Каллистрат Иванович наступал на меня решительно, как будто я именно и был виновником его страданий.
— А завтра экзамен! — продолжал он несколько спокойнее. — Ну, где тут полезут в голову мускулы, когда собственные мускулы от голода отказываются работать? Остаётся только отправиться к Груберу и пожирать трупы. Ей-Богу! В первый раз стошнит, а там ничего, можно привыкнуть! — пояснял он, насильно улыбаясь.
— Ты с ума сошёл?
— И не мудрено. При таких обстоятельствах обязательно с ума сходить. Фу, чёрт возьми, этак тошнит невыносимо!
— Ты выкурил бы папироску! Говорят, это уменьшает аппетит, — посоветовал я.
— Я и без тебя это сделал бы, если б нашёл хоть какие-нибудь признаки табаку, — угрюмо ответил Каллистрат Иванович.

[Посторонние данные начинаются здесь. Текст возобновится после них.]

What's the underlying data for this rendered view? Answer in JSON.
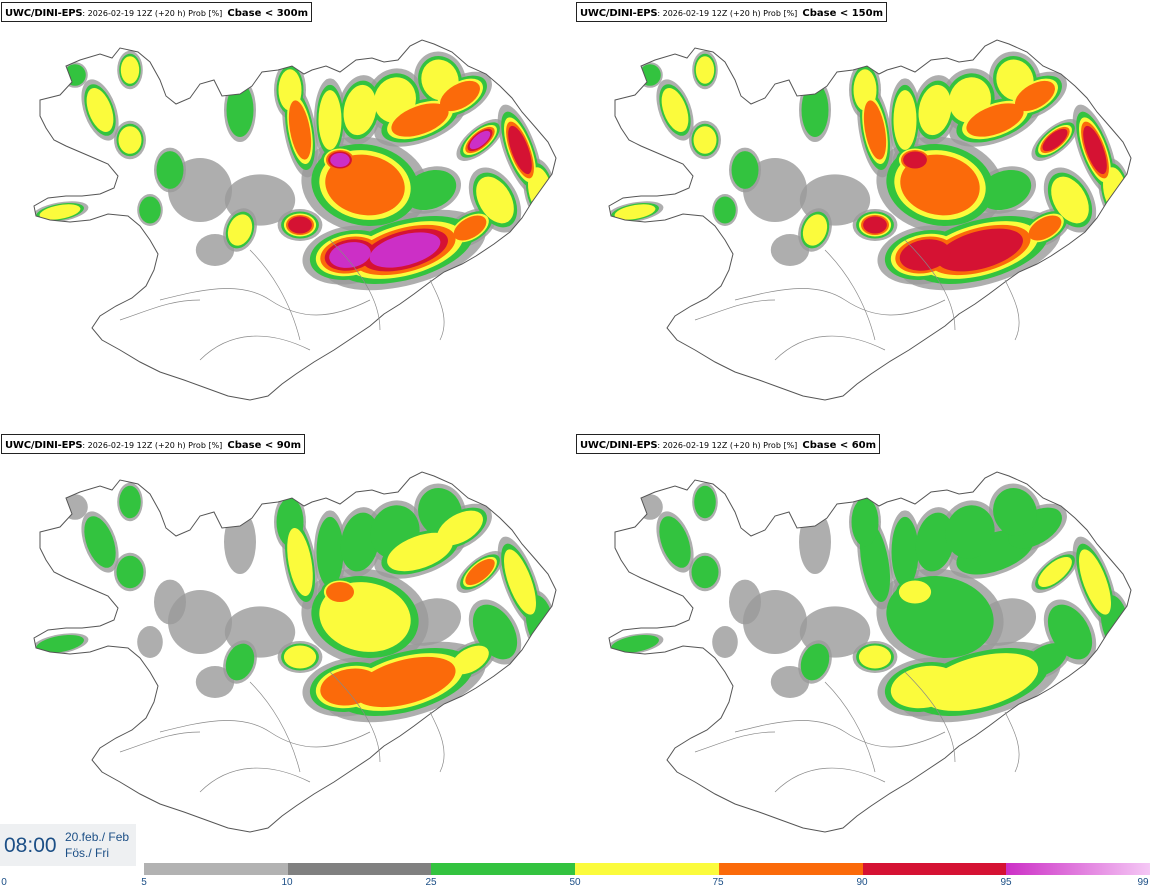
{
  "panels": [
    {
      "model": "UWC/DINI-EPS",
      "meta": ": 2026-02-19 12Z (+20 h) Prob [%]",
      "variable": "Cbase < 300m",
      "intensity": 1.0
    },
    {
      "model": "UWC/DINI-EPS",
      "meta": ": 2026-02-19 12Z (+20 h) Prob [%]",
      "variable": "Cbase < 150m",
      "intensity": 0.85
    },
    {
      "model": "UWC/DINI-EPS",
      "meta": ": 2026-02-19 12Z (+20 h) Prob [%]",
      "variable": "Cbase < 90m",
      "intensity": 0.62
    },
    {
      "model": "UWC/DINI-EPS",
      "meta": ": 2026-02-19 12Z (+20 h) Prob [%]",
      "variable": "Cbase < 60m",
      "intensity": 0.52
    }
  ],
  "valid_time": {
    "clock": "08:00",
    "date": "20.feb./ Feb",
    "weekday": "Fös./ Fri"
  },
  "colorbar": {
    "ticks": [
      "0",
      "5",
      "10",
      "25",
      "50",
      "75",
      "90",
      "95",
      "99"
    ],
    "bins": [
      {
        "from": 5,
        "to": 10,
        "color": "#b2b2b2"
      },
      {
        "from": 10,
        "to": 25,
        "color": "#808080"
      },
      {
        "from": 25,
        "to": 50,
        "color": "#33c33f"
      },
      {
        "from": 50,
        "to": 75,
        "color": "#fbfb3c"
      },
      {
        "from": 75,
        "to": 90,
        "color": "#fb6a0a"
      },
      {
        "from": 90,
        "to": 95,
        "color": "#d51233"
      },
      {
        "from": 95,
        "to": 99,
        "gradient": [
          "#cc2fc6",
          "#f5c8f5"
        ]
      }
    ]
  },
  "map": {
    "land_color": "#ffffff",
    "coast_color": "#555555",
    "sea_color": "#ffffff"
  }
}
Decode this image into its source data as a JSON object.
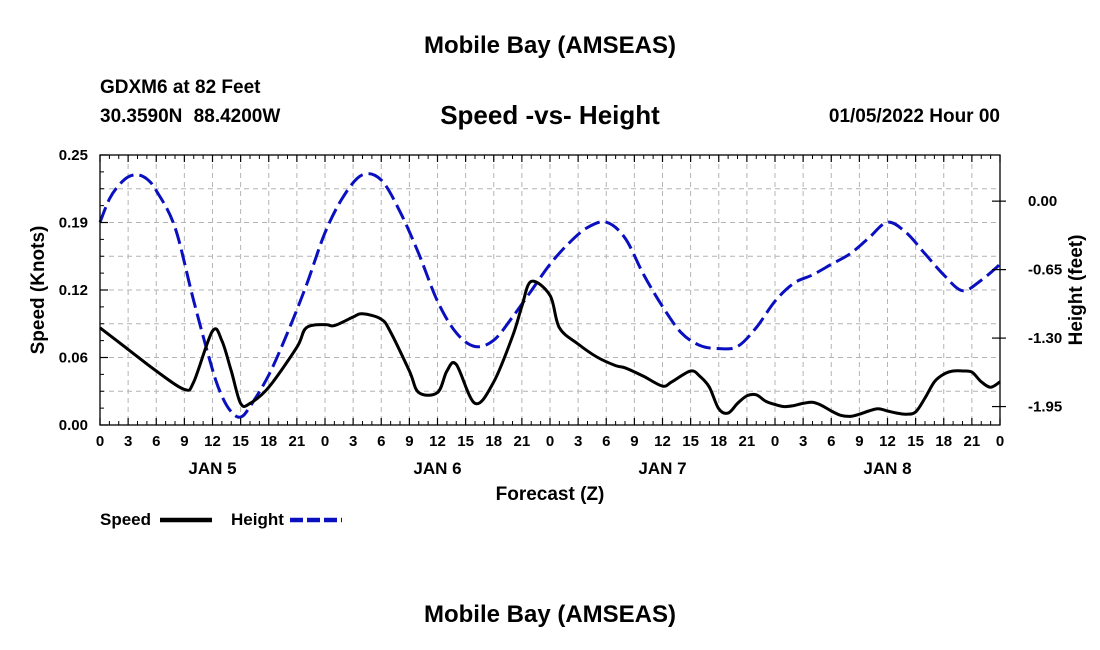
{
  "header": {
    "title": "Mobile Bay (AMSEAS)",
    "station": "GDXM6 at 82 Feet",
    "coords": "30.3590N 88.4200W",
    "date": "01/05/2022 Hour 00"
  },
  "footer": {
    "title": "Mobile Bay (AMSEAS)"
  },
  "chart_data": {
    "type": "line",
    "title": "Speed -vs- Height",
    "xlabel": "Forecast (Z)",
    "ylabel": "Speed (Knots)",
    "y2label": "Height (feet)",
    "grid": true,
    "legend_position": "bottom-left",
    "x_tick_labels": [
      "0",
      "3",
      "6",
      "9",
      "12",
      "15",
      "18",
      "21",
      "0",
      "3",
      "6",
      "9",
      "12",
      "15",
      "18",
      "21",
      "0",
      "3",
      "6",
      "9",
      "12",
      "15",
      "18",
      "21",
      "0",
      "3",
      "6",
      "9",
      "12",
      "15",
      "18",
      "21",
      "0"
    ],
    "day_labels": [
      {
        "label": "JAN 5",
        "hour": 12
      },
      {
        "label": "JAN 6",
        "hour": 36
      },
      {
        "label": "JAN 7",
        "hour": 60
      },
      {
        "label": "JAN 8",
        "hour": 84
      }
    ],
    "xlim": [
      0,
      96
    ],
    "ylim": [
      0,
      0.25
    ],
    "y_ticks": [
      "0.00",
      "0.06",
      "0.12",
      "0.19",
      "0.25"
    ],
    "y2lim": [
      -2.125,
      0.438
    ],
    "y2_ticks": [
      "-1.95",
      "-1.30",
      "-0.65",
      "0.00"
    ],
    "legend": [
      {
        "label": "Speed",
        "color": "#000000",
        "dash": "solid"
      },
      {
        "label": "Height",
        "color": "#0a10c0",
        "dash": "dashed"
      }
    ],
    "series": [
      {
        "name": "Speed",
        "axis": "left",
        "color": "#000000",
        "x": [
          0,
          3,
          6,
          9,
          10,
          12,
          13,
          14,
          15,
          16,
          18,
          21,
          22,
          24,
          25,
          27,
          28,
          30,
          31,
          33,
          34,
          36,
          37,
          38,
          40,
          42,
          44,
          45,
          46,
          48,
          49,
          51,
          53,
          55,
          56,
          58,
          60,
          61,
          63,
          64,
          65,
          66,
          67,
          68,
          69,
          70,
          71,
          72,
          73,
          74,
          75,
          76,
          77,
          78,
          79,
          80,
          81,
          82,
          83,
          84,
          85,
          86,
          87,
          88,
          89,
          90,
          91,
          92,
          93,
          94,
          95,
          96
        ],
        "values": [
          0.09,
          0.07,
          0.05,
          0.033,
          0.04,
          0.087,
          0.078,
          0.05,
          0.02,
          0.02,
          0.035,
          0.072,
          0.09,
          0.093,
          0.092,
          0.1,
          0.103,
          0.098,
          0.086,
          0.05,
          0.03,
          0.03,
          0.05,
          0.056,
          0.02,
          0.04,
          0.082,
          0.11,
          0.133,
          0.12,
          0.09,
          0.075,
          0.063,
          0.055,
          0.053,
          0.045,
          0.036,
          0.04,
          0.05,
          0.045,
          0.035,
          0.015,
          0.011,
          0.02,
          0.027,
          0.028,
          0.022,
          0.019,
          0.017,
          0.018,
          0.02,
          0.021,
          0.018,
          0.013,
          0.009,
          0.008,
          0.01,
          0.013,
          0.015,
          0.013,
          0.011,
          0.01,
          0.012,
          0.025,
          0.04,
          0.047,
          0.05,
          0.05,
          0.049,
          0.04,
          0.035,
          0.04
        ]
      },
      {
        "name": "Height",
        "axis": "right",
        "color": "#0a10c0",
        "x": [
          0,
          1,
          2,
          3,
          4,
          5,
          6,
          8,
          10,
          12,
          13,
          14,
          15,
          16,
          18,
          20,
          22,
          24,
          26,
          28,
          30,
          32,
          34,
          36,
          38,
          40,
          42,
          44,
          46,
          48,
          50,
          52,
          54,
          56,
          58,
          60,
          62,
          64,
          66,
          68,
          70,
          72,
          74,
          76,
          78,
          80,
          82,
          84,
          86,
          88,
          90,
          92,
          94,
          96
        ],
        "values": [
          -0.2,
          0.02,
          0.15,
          0.23,
          0.25,
          0.21,
          0.1,
          -0.25,
          -0.95,
          -1.6,
          -1.85,
          -2.0,
          -2.05,
          -1.95,
          -1.65,
          -1.25,
          -0.8,
          -0.3,
          0.05,
          0.25,
          0.2,
          -0.1,
          -0.5,
          -0.95,
          -1.25,
          -1.38,
          -1.32,
          -1.1,
          -0.85,
          -0.6,
          -0.4,
          -0.25,
          -0.2,
          -0.35,
          -0.7,
          -1.0,
          -1.25,
          -1.37,
          -1.4,
          -1.38,
          -1.2,
          -0.95,
          -0.78,
          -0.7,
          -0.6,
          -0.5,
          -0.35,
          -0.2,
          -0.3,
          -0.5,
          -0.7,
          -0.85,
          -0.75,
          -0.6
        ]
      }
    ]
  }
}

Я встал с постели и достал три коробки, украшавшие комод. В них мне удалось кое-как добыть мельчайшего табаку, который гораздо удобнее было нюхать, чем курить. Скрутив папироску, я предложил Каллистрату Ивановичу. Он с видимым удовольствием закурил её.
Однако, положение наше было настолько серьёзно, что приходилось не на шутку задуматься. Продлись оно ещё день-два, мы станем близки к пожиранию друг друга. Я решил, как только взойдёт солнце обойти всех знакомых и во что бы то ни стало добыть денег.
Мой сожитель улёгся и, очевидно, довольный тем, что у него в зубах папироска, начал философствовать.
— Решительно не понимаю, — говорил он в раздумье, — для какой цели природа навязала человеку эту необходимость каждый день есть! Ведь могла же она сделать как-нибудь иначе! А уж если это. необходимо, то нужно было сделать так, чтоб всякий мог действительно каждый день насыщаться.